Bernoulli's Equation: Deriving the Formula

[jderulo]

Hi

Can anyone advise how the following equation was derived.

http://uploadpie.com/PYLrD

 

[Mister T]

Before we try to answer your question, you'll have to convince us that this is not a homework assignment.

 

[jderulo]

It is part of a document of examples not part of an assignment that's why I have all the answers

 

[boneh3ad]

Have you attempted this yourself yet?

 

[jderulo]

Yes but cannot fathom the 1/D wher eit came from

 

[Chestermiller]

Hey Boneh3ad,

Have you noticed that the given answer is not dimensionally correct. They left out the width of the channel (if the really mean that Q is the volumetric flow rate).

Chet

 

[jderulo]

I took the expression as meaning the velocity - I know it states for Q but it does not multiply by area anywhere.

 

[Chestermiller]

I took the expression as meaning the velocity - I know it states for Q but it does not multiply by area anywhere.

$\frac{Q}{wD}=$ velocity at the left of the figure, where w is the width of the channel. So the area is wD.

chet

 

[boneh3ad]

Hey Boneh3ad,

Have you noticed that the given answer is not dimensionally correct. They left out the width of the channel (if the really mean that Q is the volumetric flow rate).

Chet

Yes. I was able to reproduce the formula from the problem with the added $w$ term included, but I am not 100% convinced that the assumptions used to get there make a whole lot of sense to me at the moment.

 

[Chestermiller]

Yes. I was able to reproduce the formula from the problem with the added $w$ term included, but I am not 100% convinced that the assumptions used to get there make a whole lot of sense to me at the moment.

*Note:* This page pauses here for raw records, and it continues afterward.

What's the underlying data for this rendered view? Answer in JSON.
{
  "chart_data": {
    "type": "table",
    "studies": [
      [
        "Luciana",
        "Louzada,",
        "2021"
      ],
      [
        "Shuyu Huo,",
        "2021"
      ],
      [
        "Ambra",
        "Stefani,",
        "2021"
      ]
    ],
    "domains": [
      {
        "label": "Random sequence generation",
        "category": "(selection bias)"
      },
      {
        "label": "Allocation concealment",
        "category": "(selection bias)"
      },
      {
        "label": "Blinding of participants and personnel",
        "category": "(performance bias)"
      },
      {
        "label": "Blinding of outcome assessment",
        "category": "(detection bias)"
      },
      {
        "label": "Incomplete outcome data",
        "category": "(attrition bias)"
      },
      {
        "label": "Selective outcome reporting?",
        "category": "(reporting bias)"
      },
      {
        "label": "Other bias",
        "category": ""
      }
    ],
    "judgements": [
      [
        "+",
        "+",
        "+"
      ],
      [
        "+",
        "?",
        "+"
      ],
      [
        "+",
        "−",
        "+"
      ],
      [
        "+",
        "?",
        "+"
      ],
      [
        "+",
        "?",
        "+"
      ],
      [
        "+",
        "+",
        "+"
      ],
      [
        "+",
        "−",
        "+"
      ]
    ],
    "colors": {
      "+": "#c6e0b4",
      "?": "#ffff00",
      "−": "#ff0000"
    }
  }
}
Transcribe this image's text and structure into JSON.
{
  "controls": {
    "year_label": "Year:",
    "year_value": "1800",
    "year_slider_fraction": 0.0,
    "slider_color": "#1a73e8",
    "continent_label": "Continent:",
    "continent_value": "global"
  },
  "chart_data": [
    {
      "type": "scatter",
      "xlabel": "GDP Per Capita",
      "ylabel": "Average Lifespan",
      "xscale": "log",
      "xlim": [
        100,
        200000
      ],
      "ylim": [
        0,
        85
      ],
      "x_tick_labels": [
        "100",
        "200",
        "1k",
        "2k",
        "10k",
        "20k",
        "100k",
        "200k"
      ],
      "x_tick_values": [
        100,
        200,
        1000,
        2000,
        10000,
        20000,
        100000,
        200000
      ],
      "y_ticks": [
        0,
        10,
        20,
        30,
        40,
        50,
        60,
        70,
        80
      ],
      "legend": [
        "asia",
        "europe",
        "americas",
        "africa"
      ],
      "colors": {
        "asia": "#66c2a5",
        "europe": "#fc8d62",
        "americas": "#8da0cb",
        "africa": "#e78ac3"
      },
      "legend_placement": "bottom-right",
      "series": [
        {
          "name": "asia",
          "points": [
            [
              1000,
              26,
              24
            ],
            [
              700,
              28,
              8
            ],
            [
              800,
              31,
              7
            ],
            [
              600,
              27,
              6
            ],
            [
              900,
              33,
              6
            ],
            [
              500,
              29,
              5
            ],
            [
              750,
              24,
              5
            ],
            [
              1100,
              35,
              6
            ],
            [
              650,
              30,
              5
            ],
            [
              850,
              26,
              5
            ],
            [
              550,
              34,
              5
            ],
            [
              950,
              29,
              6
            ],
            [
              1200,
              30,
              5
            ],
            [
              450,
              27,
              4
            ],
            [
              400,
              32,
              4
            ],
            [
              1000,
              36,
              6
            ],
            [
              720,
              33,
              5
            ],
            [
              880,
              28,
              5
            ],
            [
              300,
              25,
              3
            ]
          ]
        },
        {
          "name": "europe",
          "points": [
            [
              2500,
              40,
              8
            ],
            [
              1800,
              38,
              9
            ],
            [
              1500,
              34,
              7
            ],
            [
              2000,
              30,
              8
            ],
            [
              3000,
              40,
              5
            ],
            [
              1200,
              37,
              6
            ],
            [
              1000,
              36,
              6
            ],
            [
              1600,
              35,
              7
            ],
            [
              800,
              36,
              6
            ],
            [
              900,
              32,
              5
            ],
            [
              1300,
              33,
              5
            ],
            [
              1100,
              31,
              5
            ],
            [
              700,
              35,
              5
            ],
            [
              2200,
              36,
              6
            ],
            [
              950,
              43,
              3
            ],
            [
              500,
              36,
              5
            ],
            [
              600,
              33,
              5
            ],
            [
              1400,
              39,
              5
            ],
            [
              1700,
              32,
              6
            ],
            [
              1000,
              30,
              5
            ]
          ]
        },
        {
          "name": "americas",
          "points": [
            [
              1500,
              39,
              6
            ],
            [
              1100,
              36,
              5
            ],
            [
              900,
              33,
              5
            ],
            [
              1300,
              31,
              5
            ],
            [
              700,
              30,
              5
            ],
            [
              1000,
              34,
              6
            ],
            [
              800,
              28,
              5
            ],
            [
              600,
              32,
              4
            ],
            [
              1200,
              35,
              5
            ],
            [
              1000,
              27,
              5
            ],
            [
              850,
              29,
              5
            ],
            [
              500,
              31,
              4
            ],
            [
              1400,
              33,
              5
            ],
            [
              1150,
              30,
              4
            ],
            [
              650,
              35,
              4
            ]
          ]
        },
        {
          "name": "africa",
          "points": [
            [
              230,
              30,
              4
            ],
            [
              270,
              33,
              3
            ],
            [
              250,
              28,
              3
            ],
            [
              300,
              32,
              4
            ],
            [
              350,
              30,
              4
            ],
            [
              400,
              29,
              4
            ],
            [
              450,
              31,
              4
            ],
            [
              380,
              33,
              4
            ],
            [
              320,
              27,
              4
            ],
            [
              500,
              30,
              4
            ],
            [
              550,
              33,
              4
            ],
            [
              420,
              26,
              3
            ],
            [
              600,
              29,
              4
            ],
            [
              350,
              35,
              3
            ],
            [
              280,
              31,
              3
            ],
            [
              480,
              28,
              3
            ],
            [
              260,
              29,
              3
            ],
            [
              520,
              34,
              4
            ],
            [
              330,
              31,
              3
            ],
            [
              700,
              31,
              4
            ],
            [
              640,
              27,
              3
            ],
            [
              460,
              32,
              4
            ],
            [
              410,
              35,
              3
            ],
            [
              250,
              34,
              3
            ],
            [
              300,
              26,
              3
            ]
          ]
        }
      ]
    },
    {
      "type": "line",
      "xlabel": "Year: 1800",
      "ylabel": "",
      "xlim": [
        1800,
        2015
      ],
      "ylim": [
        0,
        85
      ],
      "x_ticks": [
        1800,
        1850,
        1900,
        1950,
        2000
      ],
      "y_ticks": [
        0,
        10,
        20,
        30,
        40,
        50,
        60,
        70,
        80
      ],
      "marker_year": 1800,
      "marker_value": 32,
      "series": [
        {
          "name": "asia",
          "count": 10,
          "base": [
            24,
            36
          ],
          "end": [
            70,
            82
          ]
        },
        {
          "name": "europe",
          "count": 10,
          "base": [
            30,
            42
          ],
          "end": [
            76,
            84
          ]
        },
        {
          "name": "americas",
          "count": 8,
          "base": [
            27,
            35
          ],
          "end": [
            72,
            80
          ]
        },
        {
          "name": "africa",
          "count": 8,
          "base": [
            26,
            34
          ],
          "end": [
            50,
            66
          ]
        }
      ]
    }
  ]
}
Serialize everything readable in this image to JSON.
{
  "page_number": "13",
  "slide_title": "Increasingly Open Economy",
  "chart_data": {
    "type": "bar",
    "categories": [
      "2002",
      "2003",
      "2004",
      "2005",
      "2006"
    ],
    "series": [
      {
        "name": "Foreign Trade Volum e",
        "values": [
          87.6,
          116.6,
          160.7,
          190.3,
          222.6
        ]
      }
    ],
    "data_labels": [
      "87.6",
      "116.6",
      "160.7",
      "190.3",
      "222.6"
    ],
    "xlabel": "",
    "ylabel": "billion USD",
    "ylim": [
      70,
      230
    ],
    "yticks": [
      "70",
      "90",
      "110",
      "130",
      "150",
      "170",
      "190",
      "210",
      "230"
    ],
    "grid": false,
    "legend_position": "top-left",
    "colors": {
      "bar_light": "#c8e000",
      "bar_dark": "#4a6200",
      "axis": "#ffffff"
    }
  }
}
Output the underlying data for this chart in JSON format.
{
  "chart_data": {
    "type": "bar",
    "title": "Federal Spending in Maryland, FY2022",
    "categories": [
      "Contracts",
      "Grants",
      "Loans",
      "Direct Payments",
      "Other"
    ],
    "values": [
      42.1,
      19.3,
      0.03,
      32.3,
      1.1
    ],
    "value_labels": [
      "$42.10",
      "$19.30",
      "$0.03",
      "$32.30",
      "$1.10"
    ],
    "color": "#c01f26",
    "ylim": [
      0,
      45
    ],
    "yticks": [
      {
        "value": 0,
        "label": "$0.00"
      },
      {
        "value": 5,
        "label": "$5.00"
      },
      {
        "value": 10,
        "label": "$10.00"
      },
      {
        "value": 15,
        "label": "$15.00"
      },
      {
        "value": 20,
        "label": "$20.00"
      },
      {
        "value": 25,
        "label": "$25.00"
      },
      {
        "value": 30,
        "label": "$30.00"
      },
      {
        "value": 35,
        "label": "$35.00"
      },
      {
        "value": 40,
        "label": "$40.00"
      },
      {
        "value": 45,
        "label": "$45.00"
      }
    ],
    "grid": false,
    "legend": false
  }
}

Me neither, if you are referring to the dip in the upper surface.

Chet

 

[boneh3ad]

Me neither, if you are referring to the dip in the upper surface.

Chet

I was referring to the fact that you have to assume that the pressure differenc causing acceleration is wholly explained by the slight change in hydrostatic pressure due to $\Delta h$. The more I think about it, though, the more that makes sense. That assumption gives the same answer as the original post, except the expression describes $Q/w$ instead of just $Q$.

 

[256bits]

except the expression describes Q/w instead of just Q .

I would think a unit width is implied, which makes the expression easier to work with.

Multiply by the whole width to obtain the total flow in the channel.

 

[boneh3ad]

I would think a unit width is implied, which makes the expression easier to work with.

Multiply by the whole width to obtain the total flow in the channel.

It may be but it specifically says volumetric flow rate and leaves it out. You could certainly assume unit width but you'd have to say that in order for the units to make sense. It's probably just one of those things that the author overlooked as obvious but would have confused me as an undergraduate.